I think this is exactly what Jesus did when he invited potential disciples to come and spend some time with him. He was the "master" and they, the "apprentices and the interns." They observed him embracing strangers, forgiving enemies, welcoming outcasts, and by observing his path, they learned his "way," so that they might also follow it.
The invitation to "apprenticeship" is the call of every Christian (and essentially the purpose of every religion).
I think Jesus would be appalled at the notion that people in subsequent generations, who would call themselves "Christians," would gather together once a week to "worship" him instead of following him.

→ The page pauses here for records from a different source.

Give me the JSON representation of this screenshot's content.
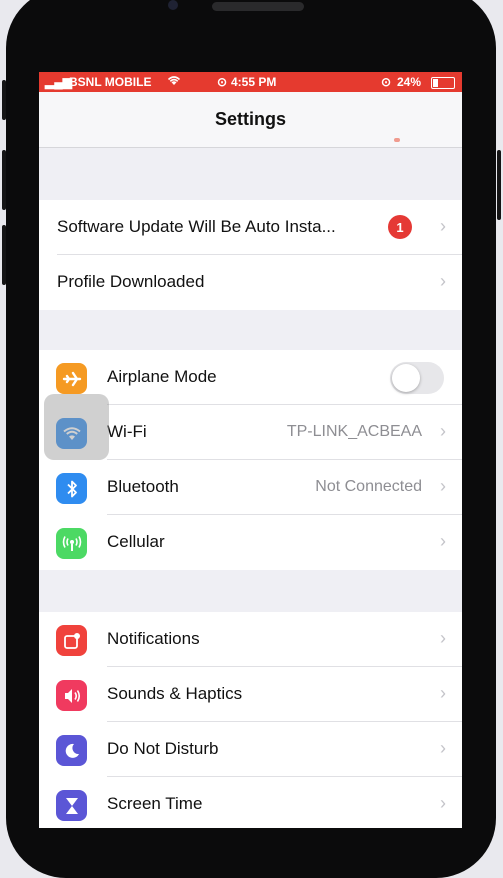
{
  "status_bar": {
    "carrier": "BSNL MOBILE",
    "time": "4:55 PM",
    "battery": "24%",
    "bg_color": "#e53a2f"
  },
  "nav": {
    "title": "Settings"
  },
  "top_group": [
    {
      "label": "Software Update Will Be Auto Insta...",
      "badge": "1"
    },
    {
      "label": "Profile Downloaded"
    }
  ],
  "connectivity": [
    {
      "label": "Airplane Mode",
      "icon": "airplane-icon",
      "color": "#f59a23",
      "toggle": "off"
    },
    {
      "label": "Wi-Fi",
      "icon": "wifi-icon",
      "color": "#2f8cf0",
      "value": "TP-LINK_ACBEAA"
    },
    {
      "label": "Bluetooth",
      "icon": "bluetooth-icon",
      "color": "#2f8cf0",
      "value": "Not Connected"
    },
    {
      "label": "Cellular",
      "icon": "cellular-icon",
      "color": "#4cd964"
    }
  ],
  "system": [
    {
      "label": "Notifications",
      "icon": "notifications-icon",
      "color": "#f0423c"
    },
    {
      "label": "Sounds & Haptics",
      "icon": "speaker-icon",
      "color": "#f03a5f"
    },
    {
      "label": "Do Not Disturb",
      "icon": "moon-icon",
      "color": "#5b56d6"
    },
    {
      "label": "Screen Time",
      "icon": "hourglass-icon",
      "color": "#5b56d6"
    }
  ]
}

I think the Buddha would be just as appalled to think that those who would call themselves "Buddhists" over the years would "worship" Buddha.
I remember going to a Buddhist temple in South Korea a few years ago, and I was stunned by the number of people who were placing little gifts before various Buddha statues, praying that he might grant them various favors -health or wealth, or in some cases, fertility.
The Buddha specifically taught "Buddhas only point the way, everyone must walk the path."
Like Jesus, Buddha also gathered disciples to be his interns and apprentices. They observed his path and he pointed the way for them and then sent them out to walk along the path of enlightenment . He couldn't walk the path for them- all he could do was point the way.
The idea that he would ultimately be turned into a divine figure to be worshiped, to fix problems and grant favors, would indeed be appalling to Siddhartha Gautama- the Buddha.
I suppose it's a lot easier to have "gods" out there who do all the work, and who you can blame if it doesn't all go well in life.
As for me, I am a Jesus "follower"- his intern and his apprentice. I do not worship him. I follow his path.